Нет, это не было безумием. Он что-то хотел сказать, на что-то намекал. Нету шейха Нуруддина, сказал он. Может быть, потому, что я больше не тот, каким был? Может быть, оттого, что я не вернул удара? Не сделал того, что следовало сделать? И вот я не существую.
— Что ты думаешь о нем? — спросил я Хасана, не желая показывать, как я задет, хотя своим вопросом невольно выдавал себя. Хасан хотел утешить меня, но получилось это у него как-то неловко. Он тратил много слов, говорил слишком серьезно.
— Не знаю. Он справедлив и искренен. Только нет у него чувства меры. Это стало его страстью, как он говорит. И пороком. Он не защищает справедливость, он использует ее для нападения; она стала для него оружием, а не целью. Может, он и не подозревает, что стал языком многих, кто молчит, испытывает удовольствие, решаясь делать то, чего они не смеют, принося к ним их собственное невысказанное слово? Они рады ему, ибо он — их собственная, в искаженном виде явленная потребность говорить, его бы не было, если б они сами посмели эту свою потребность удовлетворить. Он прост и неизбежен, потому что у него есть корни, он необязателен и преувеличен, потому что он один. Поэтому он так груб, поэтому лишен чувства меры. Он убедил себя в том, будто стал совестью города, и бедностью оплачивает это удовольствие. Может быть, иногда он приносит свежее дуновение, подобно ветру, но я не верю, что он в ладах с искренностью или справедливостью. Эти вещи ему кажутся странными. Видимо, он жестоко мстит, получая удовлетворение, и в этом ничего нет от благородной потребности, которую стремятся выразить люди.
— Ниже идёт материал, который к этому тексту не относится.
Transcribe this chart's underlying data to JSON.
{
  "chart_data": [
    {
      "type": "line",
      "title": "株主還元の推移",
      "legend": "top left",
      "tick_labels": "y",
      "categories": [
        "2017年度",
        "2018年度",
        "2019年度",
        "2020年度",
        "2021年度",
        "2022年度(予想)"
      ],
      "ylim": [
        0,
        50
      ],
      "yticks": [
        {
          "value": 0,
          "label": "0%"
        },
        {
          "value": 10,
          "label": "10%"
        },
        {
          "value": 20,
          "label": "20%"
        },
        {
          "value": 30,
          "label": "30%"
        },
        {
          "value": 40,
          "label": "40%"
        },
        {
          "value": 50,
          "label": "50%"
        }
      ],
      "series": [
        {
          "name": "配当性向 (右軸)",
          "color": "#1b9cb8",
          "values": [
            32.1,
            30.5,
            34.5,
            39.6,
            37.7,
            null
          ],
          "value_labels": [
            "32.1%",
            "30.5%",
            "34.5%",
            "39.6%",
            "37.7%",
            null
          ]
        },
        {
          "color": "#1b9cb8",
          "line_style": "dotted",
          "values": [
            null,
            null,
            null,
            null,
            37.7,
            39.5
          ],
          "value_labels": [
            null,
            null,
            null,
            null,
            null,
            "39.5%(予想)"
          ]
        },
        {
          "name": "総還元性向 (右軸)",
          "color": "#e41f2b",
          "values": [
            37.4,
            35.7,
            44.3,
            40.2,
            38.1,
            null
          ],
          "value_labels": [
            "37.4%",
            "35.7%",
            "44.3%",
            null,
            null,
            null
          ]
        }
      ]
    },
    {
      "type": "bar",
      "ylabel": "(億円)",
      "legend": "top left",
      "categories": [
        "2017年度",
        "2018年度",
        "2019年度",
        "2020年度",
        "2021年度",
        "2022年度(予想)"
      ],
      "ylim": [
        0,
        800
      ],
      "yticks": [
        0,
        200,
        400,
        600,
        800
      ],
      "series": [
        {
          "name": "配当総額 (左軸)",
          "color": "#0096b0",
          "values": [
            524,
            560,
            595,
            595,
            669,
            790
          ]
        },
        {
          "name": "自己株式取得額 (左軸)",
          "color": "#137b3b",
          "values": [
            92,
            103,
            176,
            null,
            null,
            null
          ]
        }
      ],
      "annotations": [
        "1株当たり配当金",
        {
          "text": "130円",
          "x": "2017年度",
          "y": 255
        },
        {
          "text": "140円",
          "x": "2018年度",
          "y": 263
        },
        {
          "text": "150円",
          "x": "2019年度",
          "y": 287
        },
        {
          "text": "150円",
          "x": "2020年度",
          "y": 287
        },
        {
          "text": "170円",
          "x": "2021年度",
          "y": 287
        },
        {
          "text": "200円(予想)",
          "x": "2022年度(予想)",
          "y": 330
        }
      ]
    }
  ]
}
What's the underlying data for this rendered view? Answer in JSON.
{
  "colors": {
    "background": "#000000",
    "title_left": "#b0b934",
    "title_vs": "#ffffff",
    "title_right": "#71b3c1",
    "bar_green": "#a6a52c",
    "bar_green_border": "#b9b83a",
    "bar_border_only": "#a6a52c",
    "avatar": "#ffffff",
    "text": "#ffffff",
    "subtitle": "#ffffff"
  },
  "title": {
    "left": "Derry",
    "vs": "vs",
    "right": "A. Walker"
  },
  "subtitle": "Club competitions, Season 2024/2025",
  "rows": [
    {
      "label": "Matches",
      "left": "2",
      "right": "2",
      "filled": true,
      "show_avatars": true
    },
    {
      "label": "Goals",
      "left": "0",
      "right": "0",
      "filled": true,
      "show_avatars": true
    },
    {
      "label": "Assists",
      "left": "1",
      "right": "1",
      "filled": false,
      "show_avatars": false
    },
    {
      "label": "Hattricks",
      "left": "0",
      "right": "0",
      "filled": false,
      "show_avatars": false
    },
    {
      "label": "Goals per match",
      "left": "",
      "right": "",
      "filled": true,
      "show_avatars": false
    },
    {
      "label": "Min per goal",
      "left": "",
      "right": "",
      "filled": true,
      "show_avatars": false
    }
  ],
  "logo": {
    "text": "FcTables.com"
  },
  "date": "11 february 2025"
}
Он сам стал своим врагом, превратившись в полную противоположность всему, чего, может быть, искренне желал. Возможно, этот человек — предостережение, но никак не указующий перст. Ибо, если бы мы все думали и поступали, как он, если бы говорили откровенно и грубо о недостатках другого, если бы мы вцеплялись в волосы каждому, кто нам не по душе, если бы мы требовали от людей, чтоб они жили так, как мы считаем нужным, мир превратился бы в еще более страшный дом для умалишенных, чем он есть. Жестокость во имя справедливости ужасна, она связывает по рукам и ногам, убивает лицемерием. Я предпочитаю жестокость, основанную на силе, по крайней мере ее можно ненавидеть. А так мы уходим в сторону, сохраняя по крайней мере надежду.